Il est un fait que les fonctions électives sont bien souvent occupées par des gens issus de la fonction publique.Mais leur compliquer la tâche comme certains l'envisagent ne réglera pas pour autant la situation.Ce qu'il faut c'est trouver le moyen pour que les citoyens issus du privé ,et je pense surtout aux salariés pour qui c'est très compliqué,puissent devenir des élus.C'est dans la diversité que l'on règle le mieux les problèmes
@carte c'est tout à fait ce que je dis, faisons en sorte que les salariés qui pourraient apportés leur compétence et une autre de méthode de travail puissent accéder à des mandats. Ensuite la critique est toujours plus facile que l'action.
@laurent il me semble que Martine Aubry a prévu de "visiter" toutes les fédérations, faisons en sorte que le débat soit riche et que nous portions tous un projet qui nous permettent d'avoir une avance considérable aux régionales et de conserver tous nos sièges
Comment faire participer les salariés du privé aux exécutifs ? Dans une commune de 4200 habitants que je connais bien, il y a 9 élus qui gagnent entre 800 et 1900€ par mois. Voilà de quoi financer un temps partiel libérant du temps pour exercer son mandat.
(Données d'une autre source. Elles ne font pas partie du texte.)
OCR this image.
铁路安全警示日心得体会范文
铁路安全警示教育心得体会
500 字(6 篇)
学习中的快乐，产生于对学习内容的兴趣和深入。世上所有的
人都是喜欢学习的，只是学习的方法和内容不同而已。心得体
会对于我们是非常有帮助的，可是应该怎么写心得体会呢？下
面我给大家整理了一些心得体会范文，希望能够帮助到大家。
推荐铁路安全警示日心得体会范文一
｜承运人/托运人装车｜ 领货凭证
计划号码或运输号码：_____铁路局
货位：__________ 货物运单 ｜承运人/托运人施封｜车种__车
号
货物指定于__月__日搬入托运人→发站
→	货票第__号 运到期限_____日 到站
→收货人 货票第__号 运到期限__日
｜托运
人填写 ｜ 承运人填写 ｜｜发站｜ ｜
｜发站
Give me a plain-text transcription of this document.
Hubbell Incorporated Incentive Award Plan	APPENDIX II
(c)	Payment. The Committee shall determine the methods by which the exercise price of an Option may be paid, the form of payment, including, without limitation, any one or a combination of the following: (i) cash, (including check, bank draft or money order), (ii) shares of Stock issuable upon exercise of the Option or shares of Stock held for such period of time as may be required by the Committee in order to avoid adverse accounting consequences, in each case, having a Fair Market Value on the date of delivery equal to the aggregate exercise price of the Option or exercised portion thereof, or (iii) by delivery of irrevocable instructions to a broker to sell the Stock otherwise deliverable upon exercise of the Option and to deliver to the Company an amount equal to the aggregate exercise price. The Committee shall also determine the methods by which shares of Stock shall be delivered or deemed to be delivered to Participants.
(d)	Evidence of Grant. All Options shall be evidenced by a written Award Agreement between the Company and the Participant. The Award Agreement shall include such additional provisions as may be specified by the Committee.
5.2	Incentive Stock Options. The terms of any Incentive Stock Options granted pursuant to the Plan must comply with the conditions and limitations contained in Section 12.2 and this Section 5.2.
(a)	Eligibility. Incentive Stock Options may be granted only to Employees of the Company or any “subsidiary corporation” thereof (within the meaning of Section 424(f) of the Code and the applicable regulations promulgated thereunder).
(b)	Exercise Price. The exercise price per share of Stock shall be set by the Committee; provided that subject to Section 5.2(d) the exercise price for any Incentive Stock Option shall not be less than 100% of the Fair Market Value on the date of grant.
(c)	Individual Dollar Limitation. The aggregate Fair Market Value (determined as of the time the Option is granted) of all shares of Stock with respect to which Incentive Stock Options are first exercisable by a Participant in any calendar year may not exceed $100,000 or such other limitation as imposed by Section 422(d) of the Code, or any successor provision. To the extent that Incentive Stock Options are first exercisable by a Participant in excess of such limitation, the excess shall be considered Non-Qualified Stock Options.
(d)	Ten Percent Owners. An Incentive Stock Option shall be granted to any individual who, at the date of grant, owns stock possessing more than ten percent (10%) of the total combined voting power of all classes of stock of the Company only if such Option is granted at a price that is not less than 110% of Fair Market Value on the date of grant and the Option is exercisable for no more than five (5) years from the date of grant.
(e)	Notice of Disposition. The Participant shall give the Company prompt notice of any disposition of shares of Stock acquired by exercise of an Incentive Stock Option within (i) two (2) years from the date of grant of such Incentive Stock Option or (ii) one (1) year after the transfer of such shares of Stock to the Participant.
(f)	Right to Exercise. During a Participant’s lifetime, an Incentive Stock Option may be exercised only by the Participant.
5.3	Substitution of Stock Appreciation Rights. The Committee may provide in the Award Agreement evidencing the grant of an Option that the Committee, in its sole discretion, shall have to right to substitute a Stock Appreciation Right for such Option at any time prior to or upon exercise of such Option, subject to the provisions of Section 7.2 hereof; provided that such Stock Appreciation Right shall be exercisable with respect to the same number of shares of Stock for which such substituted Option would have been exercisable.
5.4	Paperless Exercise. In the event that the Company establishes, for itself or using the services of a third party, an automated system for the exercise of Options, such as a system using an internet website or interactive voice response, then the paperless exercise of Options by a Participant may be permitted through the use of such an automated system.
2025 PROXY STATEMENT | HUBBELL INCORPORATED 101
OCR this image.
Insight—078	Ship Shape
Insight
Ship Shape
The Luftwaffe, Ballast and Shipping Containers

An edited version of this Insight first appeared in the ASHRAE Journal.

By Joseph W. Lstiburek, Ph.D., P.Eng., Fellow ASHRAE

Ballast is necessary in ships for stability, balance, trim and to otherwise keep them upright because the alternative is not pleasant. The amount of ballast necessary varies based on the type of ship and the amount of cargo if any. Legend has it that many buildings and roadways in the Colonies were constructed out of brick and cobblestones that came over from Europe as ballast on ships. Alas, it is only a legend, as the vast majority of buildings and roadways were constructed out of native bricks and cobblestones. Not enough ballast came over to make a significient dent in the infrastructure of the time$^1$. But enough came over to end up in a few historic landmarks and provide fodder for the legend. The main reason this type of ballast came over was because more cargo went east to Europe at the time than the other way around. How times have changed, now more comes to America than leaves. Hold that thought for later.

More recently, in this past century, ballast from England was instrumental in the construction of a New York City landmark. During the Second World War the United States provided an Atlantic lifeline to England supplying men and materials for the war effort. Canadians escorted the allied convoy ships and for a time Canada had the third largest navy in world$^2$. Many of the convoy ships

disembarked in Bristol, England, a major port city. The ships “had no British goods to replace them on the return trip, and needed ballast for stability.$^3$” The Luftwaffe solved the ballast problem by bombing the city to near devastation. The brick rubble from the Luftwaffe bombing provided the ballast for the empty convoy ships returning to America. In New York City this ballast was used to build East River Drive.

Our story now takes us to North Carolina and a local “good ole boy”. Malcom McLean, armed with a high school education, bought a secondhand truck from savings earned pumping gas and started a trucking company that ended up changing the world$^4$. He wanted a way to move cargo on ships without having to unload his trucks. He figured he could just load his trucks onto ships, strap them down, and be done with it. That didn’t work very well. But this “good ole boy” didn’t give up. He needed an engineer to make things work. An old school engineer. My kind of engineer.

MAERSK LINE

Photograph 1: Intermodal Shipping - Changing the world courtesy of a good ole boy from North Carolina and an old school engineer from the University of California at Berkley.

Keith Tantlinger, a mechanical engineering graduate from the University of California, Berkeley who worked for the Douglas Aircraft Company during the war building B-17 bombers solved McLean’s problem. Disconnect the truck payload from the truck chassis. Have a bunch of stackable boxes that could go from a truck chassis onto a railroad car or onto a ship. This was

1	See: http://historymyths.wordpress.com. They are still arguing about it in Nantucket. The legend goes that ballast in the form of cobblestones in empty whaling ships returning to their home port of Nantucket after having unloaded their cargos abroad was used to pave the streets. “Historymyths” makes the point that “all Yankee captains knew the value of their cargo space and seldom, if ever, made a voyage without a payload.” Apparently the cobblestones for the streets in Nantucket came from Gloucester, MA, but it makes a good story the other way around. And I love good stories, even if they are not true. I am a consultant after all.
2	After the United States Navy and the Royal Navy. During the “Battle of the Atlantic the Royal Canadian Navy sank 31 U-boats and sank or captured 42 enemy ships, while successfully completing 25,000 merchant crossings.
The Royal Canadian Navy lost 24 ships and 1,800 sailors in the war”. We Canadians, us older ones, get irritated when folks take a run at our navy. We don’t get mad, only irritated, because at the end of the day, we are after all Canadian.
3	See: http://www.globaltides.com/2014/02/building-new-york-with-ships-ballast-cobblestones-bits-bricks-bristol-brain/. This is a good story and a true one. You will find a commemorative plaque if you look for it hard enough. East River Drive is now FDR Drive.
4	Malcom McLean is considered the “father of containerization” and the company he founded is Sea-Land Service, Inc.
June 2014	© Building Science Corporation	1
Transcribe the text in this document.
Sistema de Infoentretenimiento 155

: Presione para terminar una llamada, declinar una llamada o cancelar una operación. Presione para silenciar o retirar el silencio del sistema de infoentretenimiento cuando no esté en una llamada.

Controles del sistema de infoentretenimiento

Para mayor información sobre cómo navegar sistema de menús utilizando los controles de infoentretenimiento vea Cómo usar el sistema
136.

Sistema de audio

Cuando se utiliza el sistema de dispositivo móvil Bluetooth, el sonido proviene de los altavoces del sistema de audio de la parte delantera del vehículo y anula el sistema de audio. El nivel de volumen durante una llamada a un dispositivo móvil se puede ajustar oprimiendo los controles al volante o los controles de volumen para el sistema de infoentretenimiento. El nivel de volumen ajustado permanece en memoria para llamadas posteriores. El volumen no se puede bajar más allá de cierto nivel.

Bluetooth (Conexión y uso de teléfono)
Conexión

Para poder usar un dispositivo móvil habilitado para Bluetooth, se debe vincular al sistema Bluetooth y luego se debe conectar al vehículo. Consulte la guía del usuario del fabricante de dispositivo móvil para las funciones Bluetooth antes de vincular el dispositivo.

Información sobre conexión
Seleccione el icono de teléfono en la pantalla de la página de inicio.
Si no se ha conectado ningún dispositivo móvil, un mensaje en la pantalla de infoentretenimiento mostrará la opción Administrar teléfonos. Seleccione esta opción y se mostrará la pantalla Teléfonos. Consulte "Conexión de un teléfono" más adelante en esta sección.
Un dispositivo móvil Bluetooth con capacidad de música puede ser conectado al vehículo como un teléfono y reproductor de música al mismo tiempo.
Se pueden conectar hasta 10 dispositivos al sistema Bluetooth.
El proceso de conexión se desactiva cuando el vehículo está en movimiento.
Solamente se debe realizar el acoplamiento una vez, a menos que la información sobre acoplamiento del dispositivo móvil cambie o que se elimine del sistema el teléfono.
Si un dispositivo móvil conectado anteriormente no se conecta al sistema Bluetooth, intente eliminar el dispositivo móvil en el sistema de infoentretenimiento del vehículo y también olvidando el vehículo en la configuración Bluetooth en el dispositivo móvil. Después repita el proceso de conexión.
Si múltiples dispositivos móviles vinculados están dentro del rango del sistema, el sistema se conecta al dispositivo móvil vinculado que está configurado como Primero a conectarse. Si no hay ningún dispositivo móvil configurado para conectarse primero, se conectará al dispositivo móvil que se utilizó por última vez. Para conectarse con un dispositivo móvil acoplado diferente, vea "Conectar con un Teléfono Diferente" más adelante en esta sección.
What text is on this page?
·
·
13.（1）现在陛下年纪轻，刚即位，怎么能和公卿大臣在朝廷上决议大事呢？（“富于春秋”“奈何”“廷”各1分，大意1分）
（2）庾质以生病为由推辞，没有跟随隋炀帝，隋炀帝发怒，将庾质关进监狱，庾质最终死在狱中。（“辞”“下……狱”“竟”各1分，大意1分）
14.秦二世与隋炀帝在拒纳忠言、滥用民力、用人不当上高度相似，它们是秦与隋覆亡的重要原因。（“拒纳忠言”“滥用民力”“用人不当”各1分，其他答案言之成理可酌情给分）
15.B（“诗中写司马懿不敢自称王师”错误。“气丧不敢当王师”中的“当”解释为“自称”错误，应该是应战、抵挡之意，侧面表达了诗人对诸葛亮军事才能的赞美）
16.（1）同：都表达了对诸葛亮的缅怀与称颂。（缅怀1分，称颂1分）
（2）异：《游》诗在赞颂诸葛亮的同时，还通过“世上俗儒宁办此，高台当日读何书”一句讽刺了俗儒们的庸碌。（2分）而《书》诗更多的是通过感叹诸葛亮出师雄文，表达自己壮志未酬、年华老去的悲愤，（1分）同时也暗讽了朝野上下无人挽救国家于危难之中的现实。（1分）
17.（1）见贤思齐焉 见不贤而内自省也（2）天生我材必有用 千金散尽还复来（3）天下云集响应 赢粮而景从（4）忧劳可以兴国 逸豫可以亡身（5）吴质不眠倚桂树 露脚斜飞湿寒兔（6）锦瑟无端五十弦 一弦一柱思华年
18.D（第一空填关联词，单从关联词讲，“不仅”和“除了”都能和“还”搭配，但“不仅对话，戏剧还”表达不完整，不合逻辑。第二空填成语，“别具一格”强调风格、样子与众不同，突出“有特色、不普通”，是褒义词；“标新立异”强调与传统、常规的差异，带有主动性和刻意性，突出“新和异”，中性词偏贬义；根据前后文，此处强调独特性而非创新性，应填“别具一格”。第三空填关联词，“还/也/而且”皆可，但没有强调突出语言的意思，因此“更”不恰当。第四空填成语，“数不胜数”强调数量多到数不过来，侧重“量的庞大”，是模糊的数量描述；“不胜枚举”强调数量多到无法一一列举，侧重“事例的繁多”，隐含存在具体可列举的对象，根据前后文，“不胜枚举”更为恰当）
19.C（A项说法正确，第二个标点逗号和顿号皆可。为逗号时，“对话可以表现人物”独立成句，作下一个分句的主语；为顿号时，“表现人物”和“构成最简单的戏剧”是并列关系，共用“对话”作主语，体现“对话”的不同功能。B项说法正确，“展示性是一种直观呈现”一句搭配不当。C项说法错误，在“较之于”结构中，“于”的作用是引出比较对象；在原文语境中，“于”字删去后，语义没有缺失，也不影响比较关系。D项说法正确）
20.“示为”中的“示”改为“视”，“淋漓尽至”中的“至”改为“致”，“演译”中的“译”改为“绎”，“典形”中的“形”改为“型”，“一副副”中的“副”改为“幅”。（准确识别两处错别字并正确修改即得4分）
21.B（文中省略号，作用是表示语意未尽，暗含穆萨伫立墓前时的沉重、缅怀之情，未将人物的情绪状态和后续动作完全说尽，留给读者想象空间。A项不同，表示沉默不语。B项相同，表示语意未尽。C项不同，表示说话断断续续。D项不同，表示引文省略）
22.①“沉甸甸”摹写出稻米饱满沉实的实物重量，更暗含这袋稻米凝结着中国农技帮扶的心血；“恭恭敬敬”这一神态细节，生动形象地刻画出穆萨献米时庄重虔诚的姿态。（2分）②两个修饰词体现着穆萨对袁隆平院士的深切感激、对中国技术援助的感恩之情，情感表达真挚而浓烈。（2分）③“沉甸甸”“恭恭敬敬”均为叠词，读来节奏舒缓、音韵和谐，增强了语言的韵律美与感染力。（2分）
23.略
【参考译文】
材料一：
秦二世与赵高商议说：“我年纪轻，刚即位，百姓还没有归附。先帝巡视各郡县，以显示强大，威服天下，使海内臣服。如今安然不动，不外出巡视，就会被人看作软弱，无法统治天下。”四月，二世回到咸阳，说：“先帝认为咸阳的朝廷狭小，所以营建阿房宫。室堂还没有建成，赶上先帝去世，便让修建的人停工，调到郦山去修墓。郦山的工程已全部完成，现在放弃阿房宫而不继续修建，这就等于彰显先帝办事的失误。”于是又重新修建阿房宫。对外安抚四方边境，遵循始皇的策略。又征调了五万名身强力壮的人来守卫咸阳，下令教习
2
Il ne reste plus au législateur qu'à prévoir un CDD de la durée du mandat en remplacement du temps partiel de l'élu et vous avez : 1°) créé plusieurs milliers d'emplois en France, certes précaires, 2°) trouvé le moyen d'attirer plus de salariés du privé vers les mandats électifs. Si vous ajoutez à ça le non-cumul des mandats, vous avez un peu rénové la vie politique et un peu réduit le chômage.
@didier tu as de la chance tu parles d'une commune de 4200 habitants moi je vois autour de moi des communes entre 50 et 1500 habitants. l'indemnité est tellement importante que la majorité des élus sont des retraités, bien pour le renouveau et la vision "en mouvement". De plus côté dispo à part le congés sans solde qui ne peut durer plus de 2 ans dans le privé ou de prendre sur ses congés......Peut être serait il plus simple de revaloriser l'indemnité d'élus en petite commune et de prévoir dans les CC une possibilité de disponibilité dans le cadre d'un mandat électoral. Et je ne parle pas de la responsabilité associative. Alors là toute les responsabilités pour rien.....Le législateur a prévu une indemnité égale à x% du SMIC mais compte tenu de la problématique du financement des associations peu de président applique cela. Moi cette année je vais valoriser en compte 8 mon temps et mes frais juste pour montrer à mes financeurs ce que cela représente d'être à la fois Présidente et directrice. La France pays de l'égalité est le premier pays appliquant le travail au noir associatif.........Alors tu peux aussi être un président béni oui oui juste pour la forme mais si tu t'investis vraiement dure réalité!!!!!!